If you want to contrast compile speeds, try Go vs. C++. Java compilation has been very fast for a long time, as others point out.

For my part, my main beef with Go isn't necessarily the lack of generics, but the obstinate lack of expressiveness. It's back to Java or Python where you're forced to break up your code into discrete, imperative chunks instead of chaining stuff together in elegant flows. It's like Go's authors missed out on functional programming. No pattern maching, which seems like a huge miss considering Go has select { }. Go's syntax is, in many ways, even more rigid than both Java and Python.

That rigidity extends to error handling. While I agree with the philosophy behind Go's rejection of exceptions, I don't agree with how it's been implemented. In discussions about Go people always talk about exceptions vs. explicit error returns, but hardly anyone mentions the fact that error handling completely takes over our code: errs are everywhere!

A concrete example: Go has := for type inference, but it turns out you can almost never use it, because almost every function needs an "err" that you end up declaring. Often you start out like this:

    if result, err := getResults(); err != nil {
      return
    }
Quite elegant. But then you need to add some more code, and you actually can't rely on type inference anymore:

    var err error
    var result *Result
    if result, err = getResults(); err != nil {
      return
    }
    stats, err = computeStats(result)
It turns out that just because you needed another "err", you had to rewrite the statement, which is frankly ridiculous.

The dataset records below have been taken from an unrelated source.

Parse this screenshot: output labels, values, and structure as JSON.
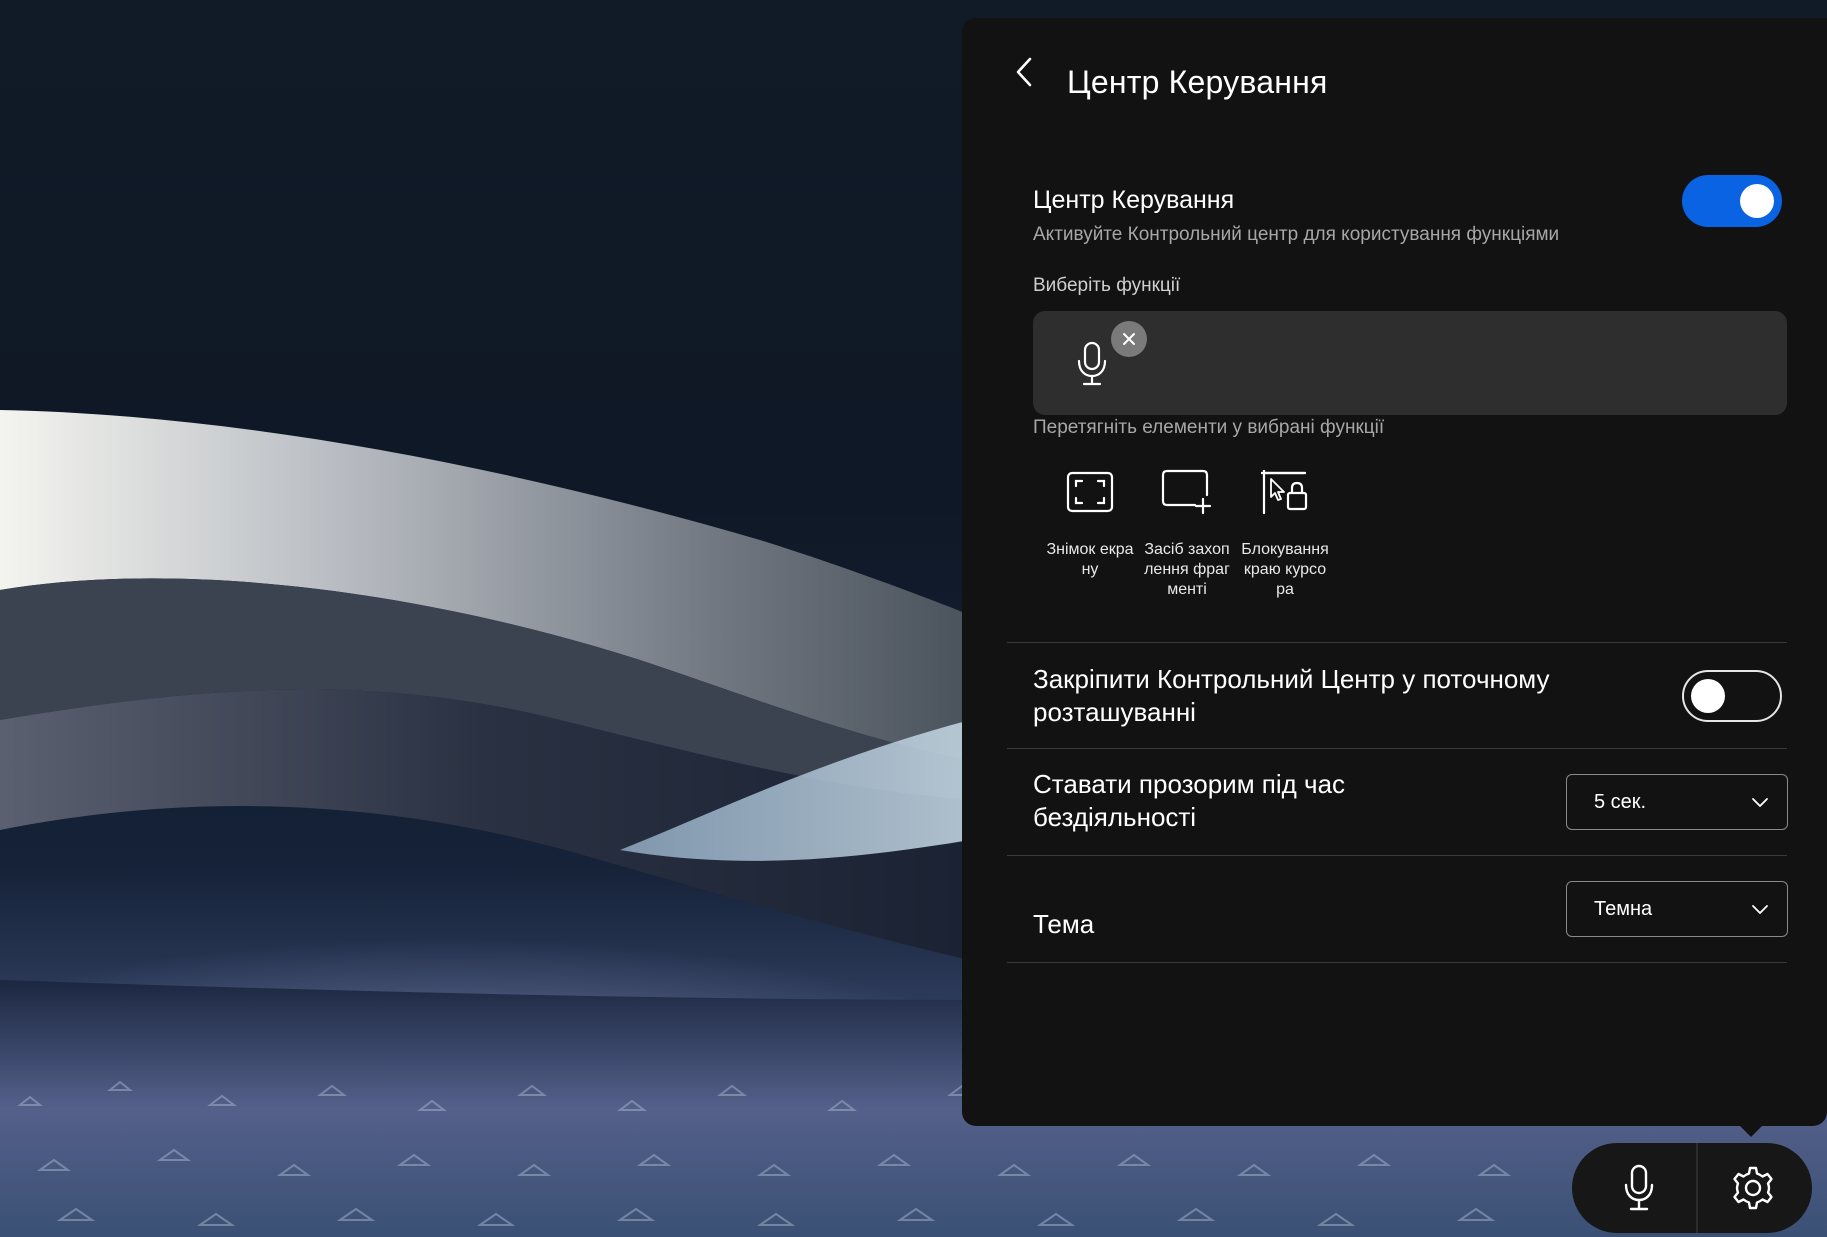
{
  "panel": {
    "title": "Центр Керування",
    "control_center": {
      "title": "Центр Керування",
      "subtitle": "Активуйте Контрольний центр для користування функціями",
      "enabled": true
    },
    "choose_label": "Виберіть функції",
    "selected_functions": [
      {
        "name": "microphone",
        "icon": "microphone-icon"
      }
    ],
    "drag_label": "Перетягніть елементи у вибрані функції",
    "available_functions": [
      {
        "label": "Знімок екрану",
        "icon": "screenshot-icon"
      },
      {
        "label": "Засіб захоплення фрагменті",
        "icon": "snipping-tool-icon"
      },
      {
        "label": "Блокування краю курсора",
        "icon": "cursor-edge-lock-icon"
      }
    ],
    "pin_setting": {
      "label": "Закріпити Контрольний Центр у поточному розташуванні",
      "enabled": false
    },
    "transparency_setting": {
      "label": "Ставати прозорим під час бездіяльності",
      "value": "5 сек."
    },
    "theme_setting": {
      "label": "Тема",
      "value": "Темна"
    }
  },
  "dock": {
    "buttons": [
      {
        "name": "microphone",
        "icon": "microphone-icon"
      },
      {
        "name": "settings",
        "icon": "gear-icon"
      }
    ]
  },
  "colors": {
    "accent": "#0a63e2",
    "panel_background": "#121212",
    "selected_box": "#2e2e2e"
  }
}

The next problem here is that we can't simply this:

    result, err := computeStats(getResults())
That's because computeStats() takes a Result, not two arguments (Result, error). In functional languages, this is elegantly solved through monads, but not in Go; you can't "short circuit" function chains that might return errors. There goes your expressiveness.

Another problem that the error phenomenon infects the language with is that you can't have global variables initialized this way:

    var spaces := regexp.Compile(`^foo`)
To get around this, the regexp module defines an alternative function:

    var spaces := regexp.MustCompile(`^foo`)
(Never mind the fact that you're not allowed to declare this as a const. It is a constant, I want it to be a constant, not a global variable!)

The fact that almost every function ends up having an "err" around raises the question: Why is it not an integral part of the language in the first place? Why do I have to declare err?

Other languages (Swift among them) fix this problem through sum types: The function can return a value which is either a real value or an error. Go's idea of returning a value and an error is logically nonsensical in almost every case, because the error is used to signify that the value isn't available due to failure. I'm not a language-theory purist who thinks everyone should really be using Haskell; these are practical concerns.

Overall, Go does feels disturbingly warty in places, which is incredible for a new, clean-slate language. Favourite wart: interface types being magically pointer-based, leading to the whole non-nil value being nil idiocy; it's mindblowing that they got this so wrong.

I liked Go a lot better before I started using it.

joelgwebber|11 years ago

My personal experience at a startup with a large amount of Go code running its frontend and backend servers. YMMV.

First off, I also find the interface-nil thing to be a frustrating edge-case. I also know that this design was the result of some difficult tradeoffs, as such things often are. We can argue about whether they made the right tradeoff, but I don't think it's fair to refer to it as a "mindblowingly wrong idiocy".

Second, on error handling. Having now written a large amount of server code in Go, I find that I strongly support their approach, even when I find it a bit verbose. Here's how I find it actually plays out in practice:

    // You write something like this:
    result, err := getResults()
    if err != nil {
      return err
    }

    // Then you reuse err for the next call
    result, err := getResults()
    if err != nil {
      return err
    }

    stats, err := computeStats(result)
    if err != nil {
      return err
    }
Eventually, you realize that `return err` just isn't enough most of the time, because it's impossible to make sense out of your logs. So we added a simple "error chaining" function that allows you to pass context when you return the error, which makes the logs much clearer than just a single error message, or raw stack trace. And of course it is often the case that you want to do more logging in your error blocks, even as you ignore the error and move on (e.g., "spurious error reading memcache entry; falling back to the slow thing").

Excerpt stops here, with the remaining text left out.